Rainless Days

I was told that it would be rainy. I would even say that I’d been warned. One could then say I’d failed to heed the warning. “You’re from the desert,” my hypotheticl interlocutor said. “You’re used to the sun.”

“I have blue eyes and I’m very pale, perhaps even translucent. The sun is my enemy,” I said. “And I love it when it rains.”

“You won’t love it,” said he. “You will long for a glimpse of a blue sky, shivering and crawling like a goblin, and it will be denied you. The rain will be your tears. The rain will be eternal.”

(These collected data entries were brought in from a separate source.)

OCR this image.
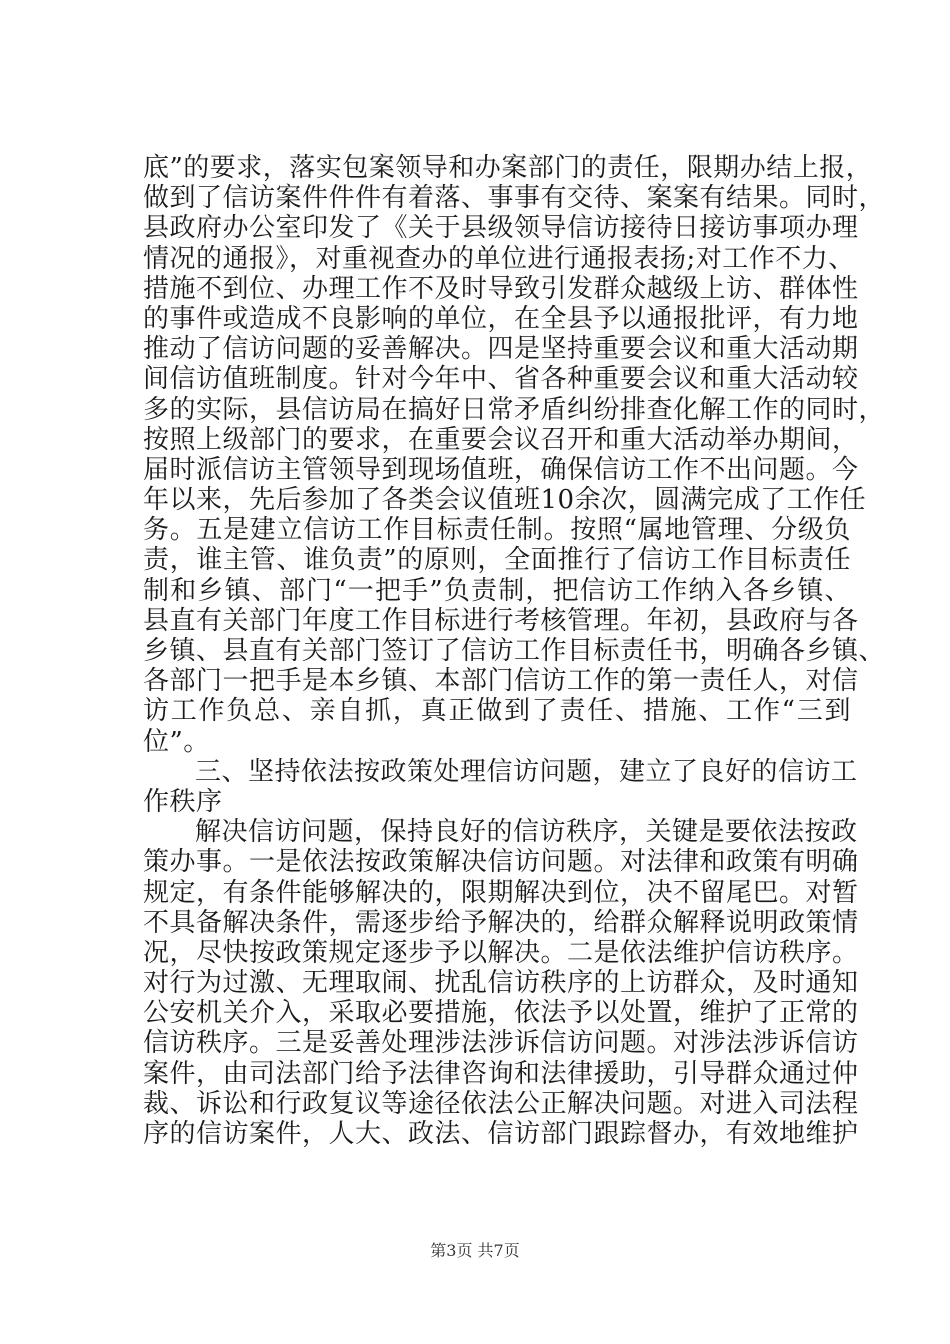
底”的要求，落实包案领导和办案部门的责任，限期办结上报，
做到了信访案件件件有着落、事事有交待、案案有结果。同时，
县政府办公室印发了《关于县级领导信访接待日接访事项办理
情况的通报》，对重视查办的单位进行通报表扬;对工作不力、
措施不到位、办理工作不及时导致引发群众越级上访、群体性
的事件或造成不良影响的单位，在全县予以通报批评，有力地
推动了信访问题的妥善解决。四是坚持重要会议和重大活动期
间信访值班制度。针对今年中、省各种重要会议和重大活动较
多的实际，县信访局在搞好日常矛盾纠纷排查化解工作的同时，
按照上级部门的要求，在重要会议召开和重大活动举办期间，
届时派信访主管领导到现场值班，确保信访工作不出问题。今
年以来，先后参加了各类会议值班10余次，圆满完成了工作任
务。五是建立信访工作目标责任制。按照“属地管理、分级负
责，谁主管、谁负责”的原则，全面推行了信访工作目标责任
制和乡镇、部门“一把手”负责制，把信访工作纳入各乡镇、
县直有关部门年度工作目标进行考核管理。年初，县政府与各
乡镇、县直有关部门签订了信访工作目标责任书，明确各乡镇、
各部门一把手是本乡镇、本部门信访工作的第一责任人，对信
访工作负总、亲自抓，真正做到了责任、措施、工作“三到
位”。
三、坚持依法按政策处理信访问题，建立了良好的信访工
作秩序
解决信访问题，保持良好的信访秩序，关键是要依法按政
策办事。一是依法按政策解决信访问题。对法律和政策有明确
规定，有条件能够解决的，限期解决到位，决不留尾巴。对暂
不具备解决条件，需逐步给予解决的，给群众解释说明政策情
况，尽快按政策规定逐步予以解决。二是依法维护信访秩序。
对行为过激、无理取闹、扰乱信访秩序的上访群众，及时通知
公安机关介入，采取必要措施，依法予以处置，维护了正常的
信访秩序。三是妥善处理涉法涉诉信访问题。对涉法涉诉信访
案件，由司法部门给予法律咨询和法律援助，引导群众通过仲
裁、诉讼和行政复议等途径依法公正解决问题。对进入司法程
序的信访案件，人大、政法、信访部门跟踪督办，有效地维护
第3页 共7页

“Well, we’ll see,” I said.

And so we have. It hasn’t rained in weeks. Well, it rained once last week, for about a half hour. The grass around my condo has all turned brown. When I was out for my morning walk yesterday, I looked at the brown, dead grass around me and I thought I was back in Tucson. It was a flashback, although of course I wasn’t in Tucson, because it was midmorning and I was outside and my skin wasn’t on fire.

I’ve been told this has been the driest year in Seattle history. People are looking for someone to blame.

I think it might be my fault.

“Pacific Northwest Dries Up,” the headlines will read. “Local man who moved from Tucson quote ‘brought it with him.'”

My bad, guys. Maybe it’ll rain again someday. But maybe not.